Except that it is a nitpick without a distinction or difference which has already been argued in other threads. Essentially DPI and PPi are used interchangeably. In fact DPI is the term used in practice in most graphic programs and you can open Irfanview and see it says DPI. So this is just silly nitpicking. If you have a problem with the term DPI you can go to the graphics programs and tell them so. I believe everything I have said until now is correct and I am very willing to be corrected if I have made any mistake but this is just silly. I have quite some experience with graphics and graphic formats but I am always willing to learn.
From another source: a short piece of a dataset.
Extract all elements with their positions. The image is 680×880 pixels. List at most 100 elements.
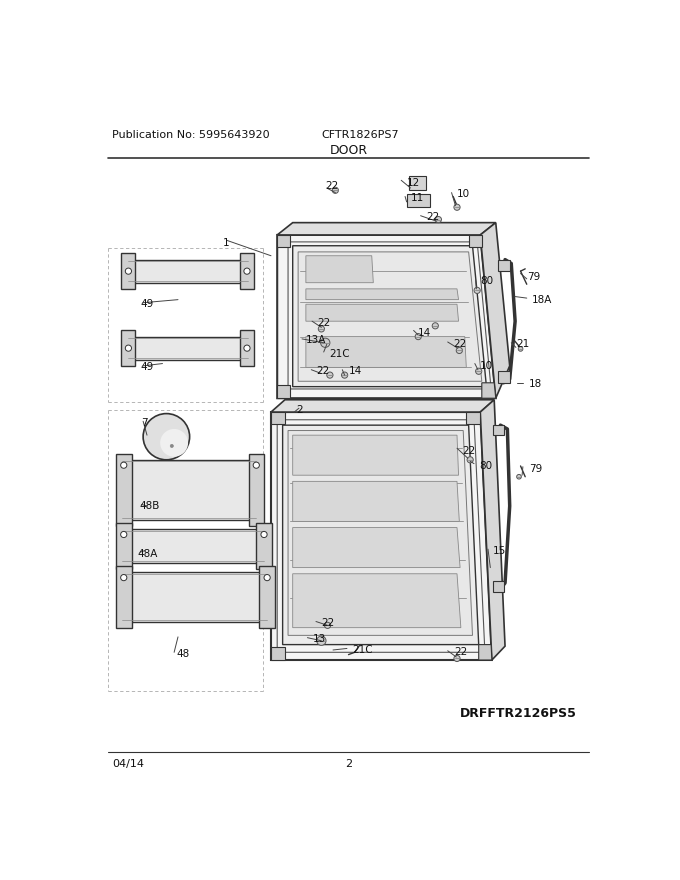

And if you believe half of what is said is wrong you would do well to correct it and not let it stand.
GIMP is OK but for a great free editor try
XNVIEW
This rocks. It can’t do everything GIMP does but for it’s size and the fact it’s free, between XNVIEW and MS Paint, you can do pretty much all you’ll need
I use a variety of tools and each one has its strong points but I find Irfanview to be the best and simplest for compression, format transformation etc.
MS Paint is terrible for this and it does not even let you change the DPI setting which IIRC is set at 96 DPI. I just do my work in Paint and then copy to Irfanview and do any final resizing, brightness and color adjustment, DPI etc there.
Irfanview compresses much better than Paint. It handles all common formats very well and lets you adjust many parameters. For PNG, GIF, JPEG, TIFF CCITT 4 and other formats Irfanview beats Paint hands down.
MS Paint is good for certain things like drawing an arrow or a circle or a line on a photo or for doing simple line drawings (I use it a lot for this). It is no good for any serious photo editing and it is very mediocre for compressing and saving.